DOT cans risky, and sometimes costly, ‘interest rate swaps’
It’s one of those financial mechanisms that briefly became famous following the 2008 Wall Street crash: Interest rate swaps, or financial instruments that can really pay off big if they work – or hurt if they don’t. In the case of the Massachusetts Department of Transportation, now overseer of the MBTA, they were a loser and kept the state locked into higher rates to pay off debt. So officials yesterday opted to move ahead with terminating its swap deals with UBS and Deutsche Bank, reports State House News Service’s Andy Metzger in the Boston Business Journal.
Amid probe, Walsh to fundraise at union hall
The office of Boston Mayor Marty Walsh says no consideration was given to canceling or moving a fundraising event planned at a Dorchester union hall on Sunday, despite an ongoing fed investigation into alleged strong-arm tactics used by unions to win contracts, Jack Encarnacao of the Herald reports. Walsh campaign spokesman Michael Goldman notes that IBEW Local 103 hall has long been used for campaign events in the city and says the campaign is “not worried about it at all. It’s not like it’s being put on by the union or for the union.”
Lawrence mayor, city cleared in civil rights probe
A federal jury decided Lawrence Mayor Daniel Rivera did not violate the free speech rights of a former city secretary—who at the time was the girlfriend of the man he defeated to win office—one day after being sworn in, Keith Eddings of the Eagle-Tribune reports.
CPA heads to Boston voters in November
The Boston City Council voted Wednesday to advance a proposal to adopt the Community Preservation Act property tax surcharge, meaning Boston voters will decide the issue at the ballot box in November, Isaiah Thompson of WGBH reports. Voters rejected the program when it was last put to them in 2001.
Worcester residents want street sweeping tickets canceled
Some residents of Worcester want the city to refund parking ticket fees after the city’s automated notification system sent a text that contained the wrong day for planned street sweeping activities, Cyrus Moulton of the Telegram reports. The situation recalls a fiasco in January when the city retroactively declared a snow emergency, later saying that more than 700 residents were eligible for ticket refunds.
Boston ranked as nation’s No. 1 start-up city
This is a pleasant surprise: 1776, a start-up incubator in Washington, is now ranking Boston as the top start-up hub in the nation, beating out the always formidable Silicon Valley. But Boston’s rise in overall rankings is partly due to Silicon Valley’s fall from grace in certain categories.

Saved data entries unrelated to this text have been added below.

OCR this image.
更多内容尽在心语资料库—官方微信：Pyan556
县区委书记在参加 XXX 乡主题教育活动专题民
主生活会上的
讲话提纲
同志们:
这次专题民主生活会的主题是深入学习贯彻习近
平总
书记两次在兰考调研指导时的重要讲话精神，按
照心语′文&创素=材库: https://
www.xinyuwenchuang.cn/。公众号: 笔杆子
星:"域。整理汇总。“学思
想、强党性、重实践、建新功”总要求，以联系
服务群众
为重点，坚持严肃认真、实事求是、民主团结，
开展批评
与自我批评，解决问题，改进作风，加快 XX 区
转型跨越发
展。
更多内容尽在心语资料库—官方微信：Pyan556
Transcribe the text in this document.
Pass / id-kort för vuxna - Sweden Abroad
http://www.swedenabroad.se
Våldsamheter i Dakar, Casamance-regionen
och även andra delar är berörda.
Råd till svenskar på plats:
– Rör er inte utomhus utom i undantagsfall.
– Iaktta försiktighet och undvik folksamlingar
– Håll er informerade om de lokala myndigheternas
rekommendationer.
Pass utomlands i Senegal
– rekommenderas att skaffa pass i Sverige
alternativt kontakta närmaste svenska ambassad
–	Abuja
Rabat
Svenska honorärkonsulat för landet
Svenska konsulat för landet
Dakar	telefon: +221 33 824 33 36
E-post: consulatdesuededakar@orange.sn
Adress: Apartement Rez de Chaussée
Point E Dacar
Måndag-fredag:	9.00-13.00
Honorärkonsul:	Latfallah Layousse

As 1776 notes in its report: “While the San Francisco Bay Area is the clear leader in total startup activity, its lack of a cohesive community and declining quality of life for residents helped move Boston to the top spot.”
It’s not as if Boston won entirely by default, as BostInno’s Olivia Vanni points out: “Not only do we have a decent number of successful startup exits and overall ventures that call Boston home, but we also have a high quality of life, a tight-knit community and support system, a great concentration of educated millennials and a healthy lifestyle. All of those factors and several others earned us our top spot for fostering entrepreneurship.”